Today : Mar 21, 2025
Economy
20 March 2025

Central Bank Of Russia Expected To Maintain 21% Rate

Economic analysts predict stability in key interest rates amid high inflation and slow growth expectations.

Analysts are predicting that the Central Bank of Russia will maintain its key interest rate at 21% during the upcoming meeting scheduled for March 21, 2025. Despite the recent strengthening of the ruble, experts caution against overconfidence, suggesting that this change may largely be market speculation regarding geopolitical dynamics and improving Russia-U.S. relations.

Olga Belenkaya, head of macroeconomic analysis at FG Finam, remains skeptical. In an interview with the Moscow Gazette, she stated, “The main scenario is to maintain the rate at the current level of 21% at the March 21, 2025, Central Bank meeting.” Belenkaya indicated that current inflation rates are still hovering around 10% annually, which does not warrant a rate cut, especially with other underlying economic pressures.

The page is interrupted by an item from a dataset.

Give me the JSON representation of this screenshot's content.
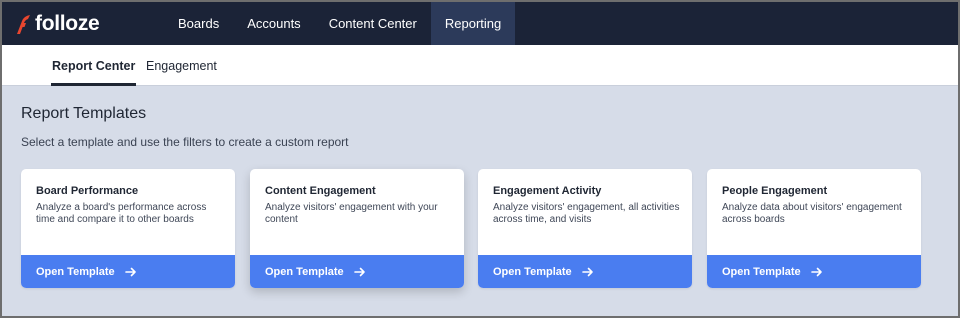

Inna Litvinenko, a member of the Public Council at the Ministry of Science and Higher Education, echoed similar sentiments, asserting that the strengthening of the ruble does not give grounds for raising the rate. “Inflation is not expected to fall below 10% this year,” she said, reinforcing the view that the Central Bank should maintain its cautious approach.

Financial analysts forecasted that if the Central Bank does eventually lower the rate, it would likely not occur until the second quarter of 2025. This prediction comes on the back of a modest drop in inflation expectations, which recently fell to 12.9%, down by 0.8 percentage points in the current month. However, this figure is still deemed relatively high.

Vadim Shamin, Deputy Director of the Development Department at Svoy Bank, addressed the complexities surrounding potential cuts. “A key rate cut is unlikely before the second quarter,” he noted, citing ongoing inflationary pressures that could impede economic recovery.

Maxim Petrunevich, head of macroeconomic and regional analysis at Rosselkhozbank, conveyed a similar perspective, indicating that the Central Bank lacks sufficient rationale to implement a decrease in rates just yet. “Despite the strengthening ruble and a slow pace in the decline of credit markets, inflation remains elevated,” he noted. Petrunevich projected that inflation by year-end could range between 5% to 7%, though uncertainties around the ruble’s exchange rate and prices of agricultural products could greatly hinder forecasts.

In light of these developments, an interest in long-term deposits continues to rise among consumers. Analysts from Banki.ru stated that in January and February of 2025, the share of one-year deposits represented approximately 15% of searches conducted on their platform. They listed the top performers: MTS Bank's 'MTS Deposit', Moscow Credit Bank's 'MKCB. Perspective', VTB's 'VTB deposit', and Bank Uralsib's 'Income', demonstrated increased popularity as consumers look for safe investment vehicles amidst economic uncertainty.

As various experts weigh in, the prevailing belief is that the Central Bank will continue its current strategy of keeping the rate unchanged. Eight analysts surveyed by the DP confirmed this, noting that the most likely outcome of the March 21 meeting is to maintain the rate at 21% per annum. Their anticipation comes amid high inflation expectations and a slowing economy, where the risks associated with increased food inflation and fluctuating ruble stability remain ever-present.

Denis Popov, a managing expert in the banking and financial markets analysis department at Promsvyazbank, stated, “There are no grounds for reviewing scenarios for lowering or raising the rate,” emphasizing the high inflation and demand exceeding supply, a scenario that pushes inflationary risks to the forefront.

Economic indicators remain uncertain; for instance, inflation in February registered a drop to 0.81%, down from 1.23% in January. This decline has not quelled concerns, as analysts continue to see fluctuation risks in the agricultural sector and labor market, both of which play crucial roles in inflation sustainability.

Looking ahead, should inflation trends stabilize and economic activity display more compelling signs of easing, the Central Bank may find grounds to reconsider its monetary policy stance. Optimistically, some analysts view the third quarter of this year as a potential turning point for interest rate cuts, amid a clearer picture of inflation and credit growth.

Ilya Fedorov, chief economist at BCS World of Investments, projected a wider range for the key rate in 2025, estimating it could vary from a low of 13% to a maximum of 23%. He explained, “The extremes are tied to various scenarios, where a low of 13% suggests some internal struggles while a high of 23% reflects a more negative outlook for the economy.”

Given these sentiments, the upcoming March meeting of the Central Bank will be crucial in determining the course of monetary policy moving forward. The anticipation surrounding the board's decision reflects broader economic dynamics at play, both domestically and on the geopolitical stage.